Coronavirus: negato il bonus 600 euro ai lavoratori autonomi e liberi professionisti invalidi
LA DENUCIA DELLE ASSOCIAZIONI
"I lavoratori con disabilità, in condizione di maggiore fragilità economica e di salute, non avranno il Bonus 600 euro se non interverrà un chiarimento interpretativo ed applicativo da parte di chi, a livello governativo, ha ideato il cosiddetto reddito di ultima istanza”. Questo è quanto si legge nella lettera aperta firmata da AIL assieme a Fand, Favo, Fish e Uniamo.
I presupposti necessari per accedere al bonus 600 euro per tutti i lavoratori autonomi ed i liberi professionisti attulamente sono:
• iscrizione esclusiva all’ente di previdenza;
• regolarità del versamento dei contributi previdenziali;
• danno economico (presunto) da diminuzione dell’attività professionale a causa del Covid;
• non essere titolari di “pensione diretta”.
"Il bonus - dichiarano le Associazioni nel documento - è riconosciuto quindi ai lavoratori autonomi e ai liberi professionisti “sani” che hanno subito un danno economico da “Coronavirus” e a quelli invalidi civili che già percepiscono una prestazione assistenziale dall’INPS, mentre sono esclusi quelli “malati e invalidi” che hanno una “pensione/assegno” di invalidità grazie ai contributi versati.

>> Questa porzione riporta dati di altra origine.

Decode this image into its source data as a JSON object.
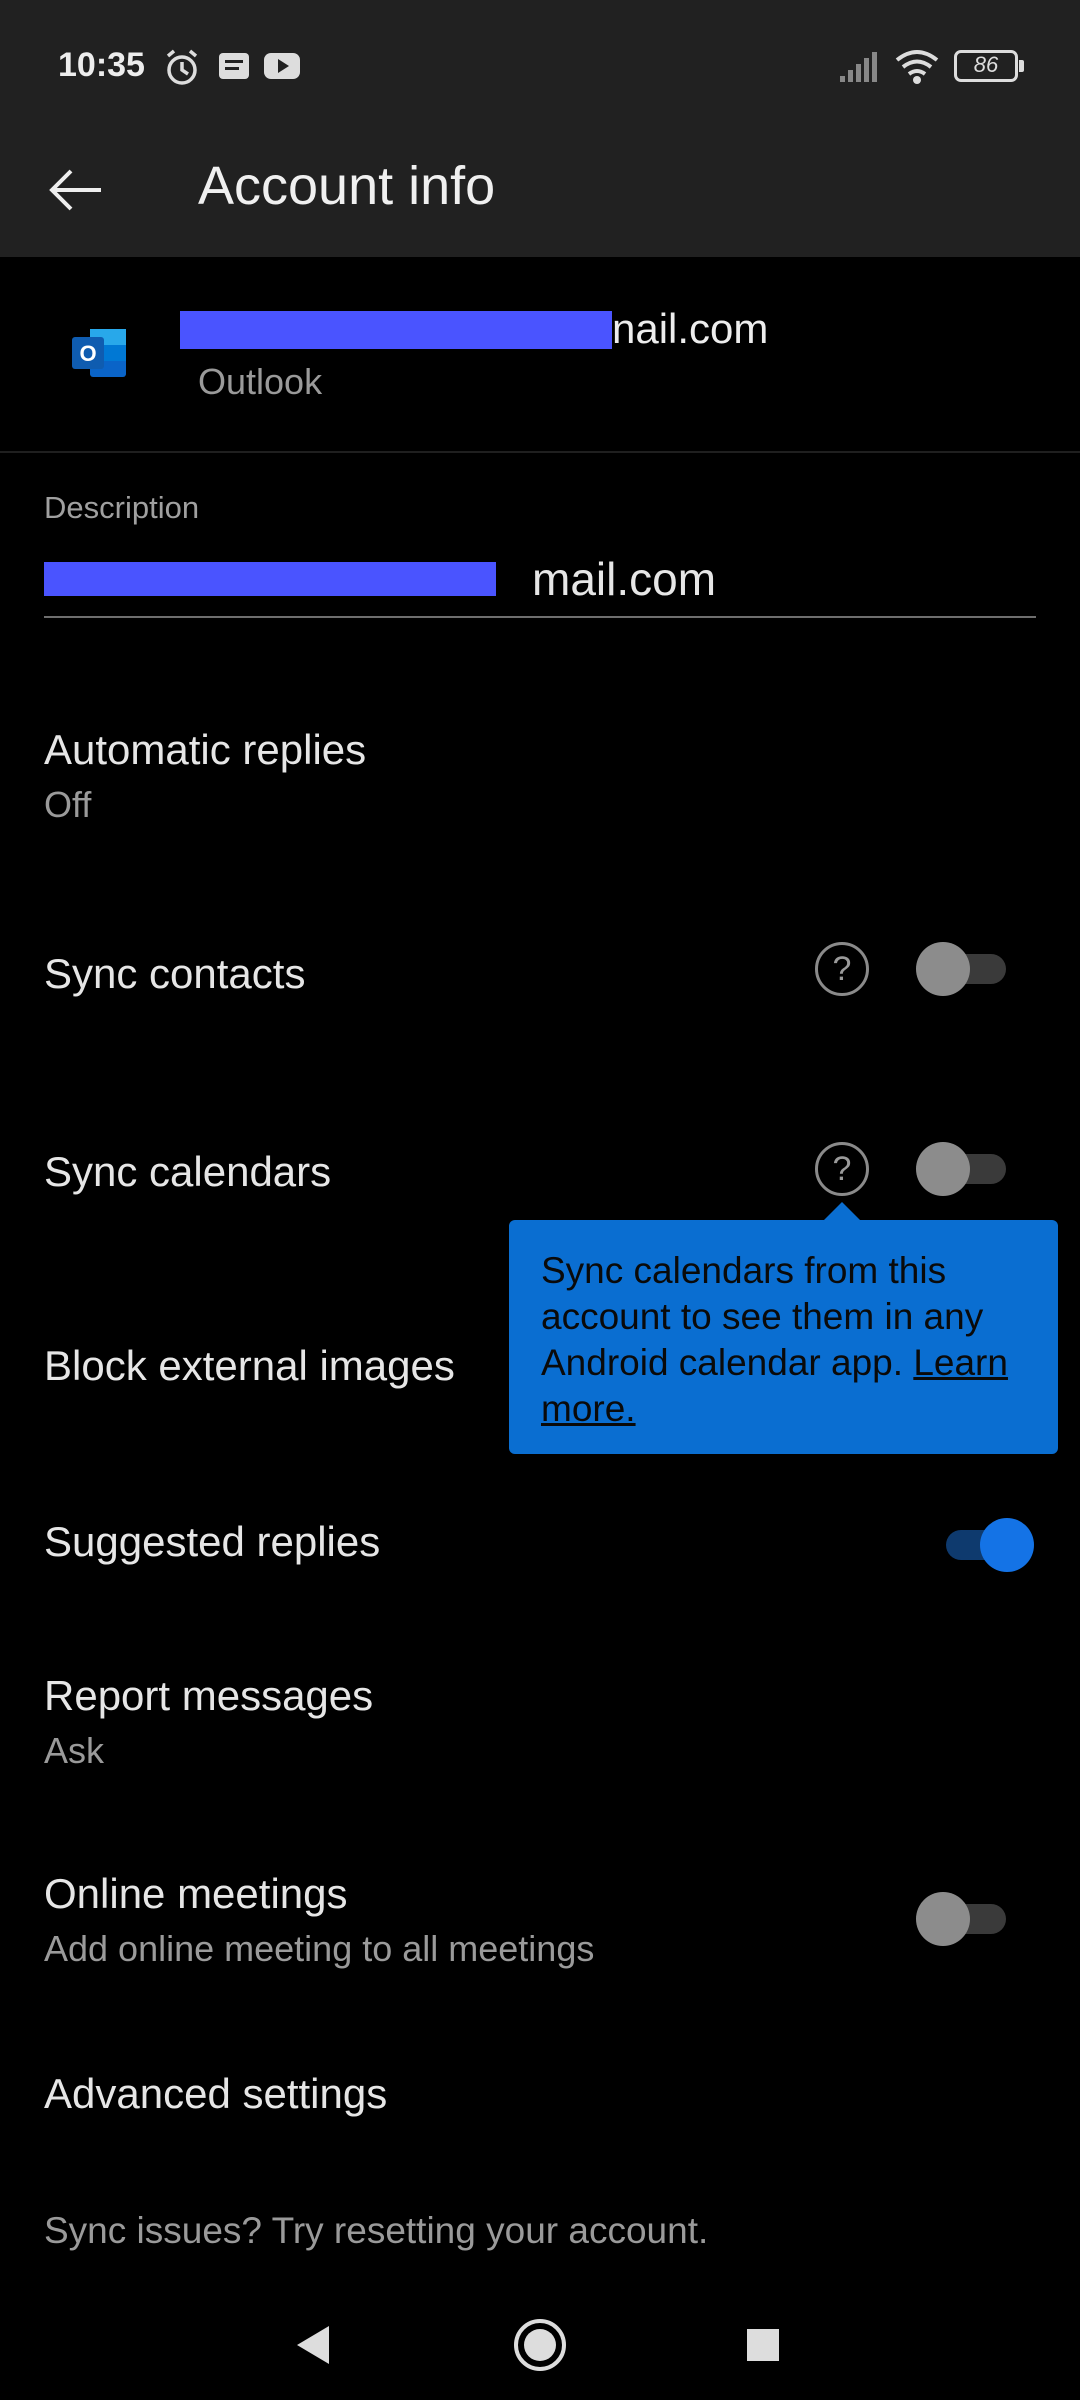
{
  "status_bar": {
    "time": "10:35",
    "battery": "86",
    "icons": [
      "alarm-icon",
      "notes-icon",
      "youtube-icon",
      "signal-icon",
      "wifi-icon",
      "battery-icon"
    ]
  },
  "app_bar": {
    "title": "Account info",
    "back_icon": "arrow-left-icon"
  },
  "account": {
    "email_visible_suffix": "nail.com",
    "type": "Outlook",
    "logo_letter": "O"
  },
  "description": {
    "label": "Description",
    "value_visible_suffix": "mail.com"
  },
  "settings": [
    {
      "key": "automatic_replies",
      "title": "Automatic replies",
      "subtitle": "Off"
    },
    {
      "key": "sync_contacts",
      "title": "Sync contacts",
      "help": "?",
      "toggle": false
    },
    {
      "key": "sync_calendars",
      "title": "Sync calendars",
      "help": "?",
      "toggle": false
    },
    {
      "key": "block_external_images",
      "title": "Block external images"
    },
    {
      "key": "suggested_replies",
      "title": "Suggested replies",
      "toggle": true
    },
    {
      "key": "report_messages",
      "title": "Report messages",
      "subtitle": "Ask"
    },
    {
      "key": "online_meetings",
      "title": "Online meetings",
      "subtitle": "Add online meeting to all meetings",
      "toggle": false
    },
    {
      "key": "advanced_settings",
      "title": "Advanced settings"
    }
  ],
  "tooltip": {
    "text": "Sync calendars from this account to see them in any Android calendar app.",
    "link": "Learn more."
  },
  "footer": {
    "text": "Sync issues? Try resetting your account."
  },
  "nav_bar": {
    "icons": [
      "back-triangle-icon",
      "home-circle-icon",
      "recents-square-icon"
    ]
  },
  "colors": {
    "accent": "#1473e6",
    "tooltip_bg": "#0a6ed1",
    "bar_bg": "#212121",
    "redaction": "#4a54ff"
  }
}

Appare quindi evidente che a parità di condizioni lo strumento di tutela è negato in modo discriminatorio ai lavoratori in condizione di maggiore fragilità".
IL REDDITO DI ULTIMA ISTANZA
Il reddito di ultima istanza (decreto legge “Cura Italia” 18/2020 art. 44, decreto 28/3/2020 Catalfo-Gualtieri e decreto legge “Liquidità” 23/2020 art. 34) per i lavoratori autonomi e liberi professionisti è riconosciuto agli iscritti in via esclusiva alla gestione separata INPS o alle Casse professionali. Quel bonus spetta anche se il lavoratore percepisce un assegno di invalidità civile (provvidenza di natura assistenziale erogata dall’INPS) mentre è negato a chi percepisce un assegno ordinario di invalidità - denominato in alcuni casi pensione - provvidenza di natura previdenziale erogata dall’INPS e dalle casse di previdenza professionali ai lavoratori iscritti e che hanno versato un certo numero di contributi per un certo numero di anni.
Per questi lavoratori quell’assegno costituisce una integrazione del reddito professionale ridotto per la diminuita capacità lavorativa ed i costi sostenuti a causa di patologie che rendono meno“redditizie” le proprie attività lavorative. È quindi una prestazione previdenziale ben diversa nelle premesse, nelle finalità e negli importi rispetto alle pensioni dirette di anzianità e vecchiaia, riconosciute a chi cessa la propria attività.
COSA CHIEDONO LE ASSOCIAZIONI
"L'attuale orientamento applicativo - si legge nel testo della lettera aperta - costituisce un inaccettabile danno in palese contraddizione con la volontà del legislatore determinata dallo stato emergenziale causato dal COVID-19 e, infine, si porrebbe in violazione dei nostri principi costituzionali (art. 3 e 38, comma 2 Costituzione). Solo una corretta interpretazione dei combinati disposti delle norme che hanno istituito il reddito di ultima istanza che chiarisca che ad essere esclusi dal bonus sono i lavoratori “titolari di pensione di anzianità o di vecchiaia” potrebbe riportare ad equità questa distorsiva interpretazione normativa che, al momento, lascia senza sostegno ed in totale abbandono i lavoratori invalidi. Richiediamo quindi un tempestivo e dirimente intervento governativo che ponga immediato rimedio a questa palese discriminazione".